Nova cidade antiga

Bernardo Camara

  • Encravada na região do Vale do Paraíba, no estado do Rio de Janeiro, São João Marcos já viveu seus dias de glória. Na rota da estrada real, protagonizou o ciclo do café e chegou ao século XX como a primeira cidade brasileira a ser tombada, em 1939. Mas um ano depois perdeu o título de patrimônio, foi evacuada e suas edificações, implodidas: ela seria inundada pelo represamento do Ribeirão das Lajes. 

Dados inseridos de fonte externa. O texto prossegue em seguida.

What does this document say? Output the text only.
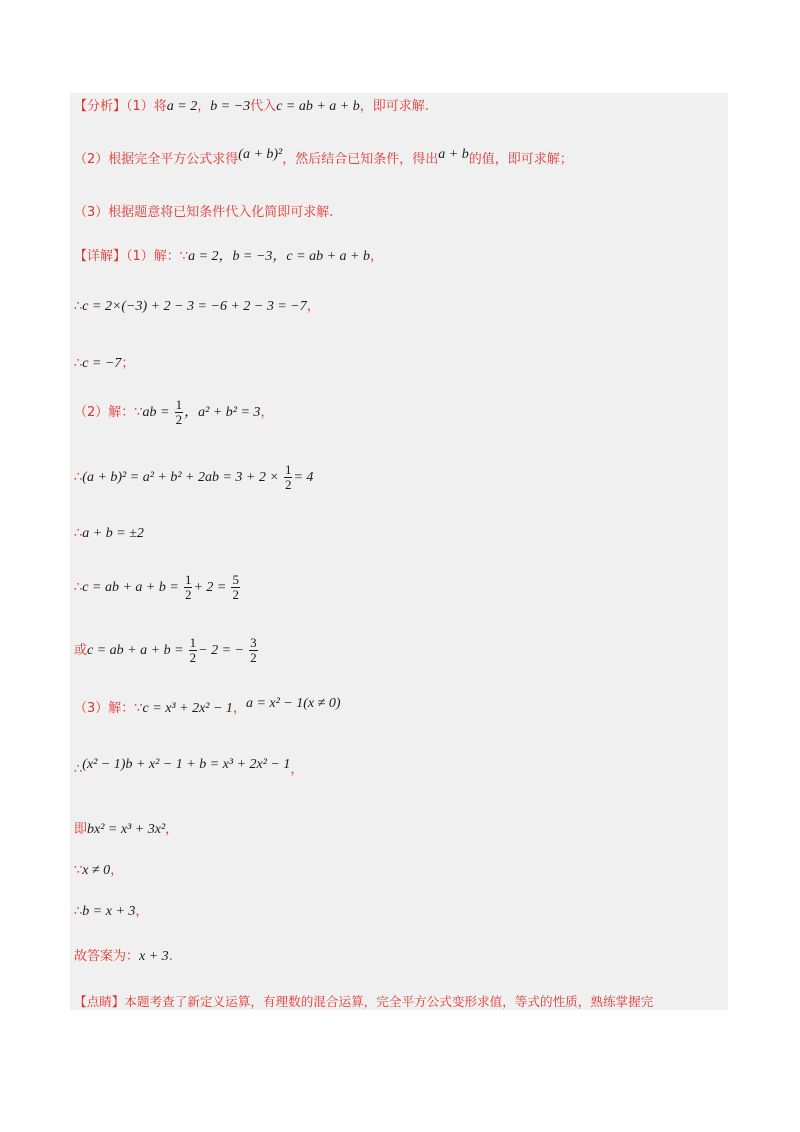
【分析】（1）将a = 2，b = −3代入c = ab + a + b，即可求解.
（2）根据完全平方公式求得(a + b)²，然后结合已知条件，得出a + b的值，即可求解；
（3）根据题意将已知条件代入化简即可求解.
【详解】（1）解：∵a = 2，b = −3，c = ab + a + b，
∴c = 2×(−3) + 2 − 3 = −6 + 2 − 3 = −7，
∴c = −7；
（2）解：∵ab = $\frac{1}{2}$ ，a² + b² = 3，
∴(a + $b)^2 = a^2 + b^2 + 2ab = 3 + 2 \times \frac{1}{2} = 4$
∴a + b = ±2
∴c = ab + $a + b = \frac{1}{2} + 2 = \frac{5}{2}$
或c = ab + $a + b = \frac{1}{2} - 2$ = − $\frac{3}{2}$
（3）解：∵c = x³ + 2x² − 1，a = x² − 1(x ≠ 0)
∴(x² − 1)b + x² − 1 + b = x³ + 2x² − 1，
即bx² = x³ + 3x²，
∵x ≠ 0，
∴b = x + 3，
故答案为：x + 3.
【点睛】本题考查了新定义运算，有理数的混合运算，完全平方公式变形求值，等式的性质，熟练掌握完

    Quase sete décadas se passaram, e nem sinal da água. Contrariando as previsões, a barragem no rio não alagou São João Marcos. Mas o mal já estava feito. A cidade sumiu do mapa e permaneceu abandonada por todo esse tempo. Hoje, no lugar dos palacetes, teatros e igrejas que compunham a paisagem, só se vê mato. Mas uma equipe de pesquisadores já começou a capinar a área e vai transformá-la num parque arqueológico.

    “São João Marcos já foi muito próspera, era moderna para sua época. Se tivesse sido preservada, seria como uma pequena Paraty”, diz Ondemar Dias, presidente do Instituto de Arqueologia Brasileira (IAB), que trabalha no projeto. “Estamos limpando as ruínas, mas já dá para dizer que é um sítio arqueológico fantástico”.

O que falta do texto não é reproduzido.